I have called you friends, because I have made known to you everything that I have heard from my Father

from John 15.15 (NRSV; and see also James 2.23)

Most excellent Theophilus (friend of God; Luke 1.3, Acts 1.1), consider your friendship with God. How do you relate to God as you would relate to a friend? What makes a good friendship?

Spending time – If you are good friends with someone, you would want to spend one-on-one time with them. How do you spend time with God?

Honesty and openness – Friendship where honesty and trust have broken down grow cold and distant. Are you honest in your prayer about your struggles and your anger, and equally your joys?

Listening – I wouldn’t consider someone who talks at me all the time as a close friend, or vice versa. Are you spending time listening in your life and prayer? And are you as comfortable with a companionable silence walking side by side as with conversation over dinner, say?

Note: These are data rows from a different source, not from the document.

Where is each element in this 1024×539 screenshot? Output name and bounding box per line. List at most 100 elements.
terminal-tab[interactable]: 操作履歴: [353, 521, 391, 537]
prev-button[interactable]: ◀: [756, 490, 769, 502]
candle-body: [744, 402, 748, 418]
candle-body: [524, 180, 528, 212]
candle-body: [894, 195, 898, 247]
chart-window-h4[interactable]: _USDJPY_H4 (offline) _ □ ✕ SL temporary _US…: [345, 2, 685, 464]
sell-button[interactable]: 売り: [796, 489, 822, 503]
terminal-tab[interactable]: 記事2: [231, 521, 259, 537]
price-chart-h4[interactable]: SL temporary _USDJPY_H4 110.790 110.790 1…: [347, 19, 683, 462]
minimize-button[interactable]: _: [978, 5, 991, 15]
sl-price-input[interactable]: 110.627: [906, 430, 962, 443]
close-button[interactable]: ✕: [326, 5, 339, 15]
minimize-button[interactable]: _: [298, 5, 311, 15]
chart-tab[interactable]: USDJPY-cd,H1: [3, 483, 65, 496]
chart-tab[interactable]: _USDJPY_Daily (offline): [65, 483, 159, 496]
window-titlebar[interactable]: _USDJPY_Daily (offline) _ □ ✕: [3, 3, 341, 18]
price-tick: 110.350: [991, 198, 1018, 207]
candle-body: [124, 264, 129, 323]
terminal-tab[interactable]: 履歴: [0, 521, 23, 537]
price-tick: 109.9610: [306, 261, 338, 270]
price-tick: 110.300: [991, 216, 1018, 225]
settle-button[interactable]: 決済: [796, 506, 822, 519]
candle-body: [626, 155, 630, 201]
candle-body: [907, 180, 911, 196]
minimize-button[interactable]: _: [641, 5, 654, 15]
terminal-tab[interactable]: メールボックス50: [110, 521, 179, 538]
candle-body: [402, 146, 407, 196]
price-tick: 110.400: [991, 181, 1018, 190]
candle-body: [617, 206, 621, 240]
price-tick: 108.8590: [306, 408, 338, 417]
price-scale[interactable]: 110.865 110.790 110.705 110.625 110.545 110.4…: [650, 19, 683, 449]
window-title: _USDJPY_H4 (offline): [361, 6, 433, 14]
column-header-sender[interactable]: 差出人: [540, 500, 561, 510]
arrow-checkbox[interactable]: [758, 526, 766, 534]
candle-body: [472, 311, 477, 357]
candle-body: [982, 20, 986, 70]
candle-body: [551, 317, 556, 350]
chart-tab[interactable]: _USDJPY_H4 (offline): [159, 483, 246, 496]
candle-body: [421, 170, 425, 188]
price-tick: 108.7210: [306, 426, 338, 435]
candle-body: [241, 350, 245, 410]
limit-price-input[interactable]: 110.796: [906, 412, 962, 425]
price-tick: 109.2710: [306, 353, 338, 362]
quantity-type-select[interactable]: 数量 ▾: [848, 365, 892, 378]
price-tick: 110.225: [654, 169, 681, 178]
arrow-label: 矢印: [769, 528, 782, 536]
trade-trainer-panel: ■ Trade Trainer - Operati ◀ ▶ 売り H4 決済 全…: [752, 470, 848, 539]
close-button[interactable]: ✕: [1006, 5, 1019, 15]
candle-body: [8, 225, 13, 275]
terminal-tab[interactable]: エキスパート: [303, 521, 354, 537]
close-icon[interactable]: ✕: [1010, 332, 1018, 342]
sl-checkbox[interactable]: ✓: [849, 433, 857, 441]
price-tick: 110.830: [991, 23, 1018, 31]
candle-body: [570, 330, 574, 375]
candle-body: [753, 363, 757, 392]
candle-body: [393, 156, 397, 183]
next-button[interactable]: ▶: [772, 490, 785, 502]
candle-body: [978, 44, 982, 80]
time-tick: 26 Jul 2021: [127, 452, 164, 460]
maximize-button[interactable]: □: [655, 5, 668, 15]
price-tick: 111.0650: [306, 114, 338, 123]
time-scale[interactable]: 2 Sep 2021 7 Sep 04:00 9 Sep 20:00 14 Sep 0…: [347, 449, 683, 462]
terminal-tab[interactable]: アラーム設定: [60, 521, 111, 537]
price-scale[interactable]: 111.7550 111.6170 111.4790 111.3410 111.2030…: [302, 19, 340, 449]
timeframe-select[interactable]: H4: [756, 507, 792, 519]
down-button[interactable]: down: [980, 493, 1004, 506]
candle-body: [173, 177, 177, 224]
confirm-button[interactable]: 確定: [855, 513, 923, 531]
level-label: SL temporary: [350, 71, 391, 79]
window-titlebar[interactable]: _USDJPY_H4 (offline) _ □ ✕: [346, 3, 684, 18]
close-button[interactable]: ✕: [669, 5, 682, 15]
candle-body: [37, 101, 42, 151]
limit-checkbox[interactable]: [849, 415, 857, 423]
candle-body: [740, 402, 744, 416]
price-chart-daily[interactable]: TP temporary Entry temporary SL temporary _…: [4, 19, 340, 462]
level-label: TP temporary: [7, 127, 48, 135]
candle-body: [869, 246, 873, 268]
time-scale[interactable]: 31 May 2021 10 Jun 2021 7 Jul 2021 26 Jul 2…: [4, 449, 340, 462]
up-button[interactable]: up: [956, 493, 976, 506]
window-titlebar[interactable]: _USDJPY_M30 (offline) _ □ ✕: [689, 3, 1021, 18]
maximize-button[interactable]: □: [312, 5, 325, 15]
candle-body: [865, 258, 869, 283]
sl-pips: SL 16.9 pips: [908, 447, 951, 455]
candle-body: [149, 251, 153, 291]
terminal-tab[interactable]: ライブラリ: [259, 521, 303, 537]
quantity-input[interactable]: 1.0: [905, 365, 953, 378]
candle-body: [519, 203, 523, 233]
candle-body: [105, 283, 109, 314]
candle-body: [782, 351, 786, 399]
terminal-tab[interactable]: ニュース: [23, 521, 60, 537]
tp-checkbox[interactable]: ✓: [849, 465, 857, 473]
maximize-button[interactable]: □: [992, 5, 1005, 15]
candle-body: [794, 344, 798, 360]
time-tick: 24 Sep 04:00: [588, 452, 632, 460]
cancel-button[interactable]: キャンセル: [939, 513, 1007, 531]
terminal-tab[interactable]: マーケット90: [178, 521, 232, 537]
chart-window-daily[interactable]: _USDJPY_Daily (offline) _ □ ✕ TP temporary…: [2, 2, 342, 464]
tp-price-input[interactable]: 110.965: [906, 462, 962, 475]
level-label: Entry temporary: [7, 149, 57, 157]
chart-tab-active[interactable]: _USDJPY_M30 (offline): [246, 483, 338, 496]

Equality – Aelred of Rievaulx, the 12th century Cistercian monk and abbot, took great joy in his friends. In his book Spiritual Friendship he wrote: “there is in human affairs neither a superior nor an inferior, a characteristic of true friendship.” (1.57). And later, perhaps drawing on our creation in God’s image and our calling to grow into our true selves: “the friendship of [human beings] could be easily translated into a friendship for God [Godself] because of the similarity existing between both.” (3.87).

I like to imagine Andrei Rublev’s icon of the Trinity as a depiction of three friends sitting round a table enjoying each other’s company. They might be simply sitting in silence, or chewing the cud, or maybe the Father sitting on the left has just told a bad dad joke. But always they are holding the fourth side of the table open for their fourth friend – you – to join them.

For Aelred, the highest kind of friendship is a selfless communion of hearts. He didn’t quite write that ‘God is friendship’, but in replacing one instance of ‘love’ with ‘friendship’ in 1 John 4.16, he comes close: “God is love, and those who abide in friendship abide in God, and God abides in them.”

So a final word from Julian of Norwich:

I saw very clearly that our eternal friendship, our home, our life and our being are in God.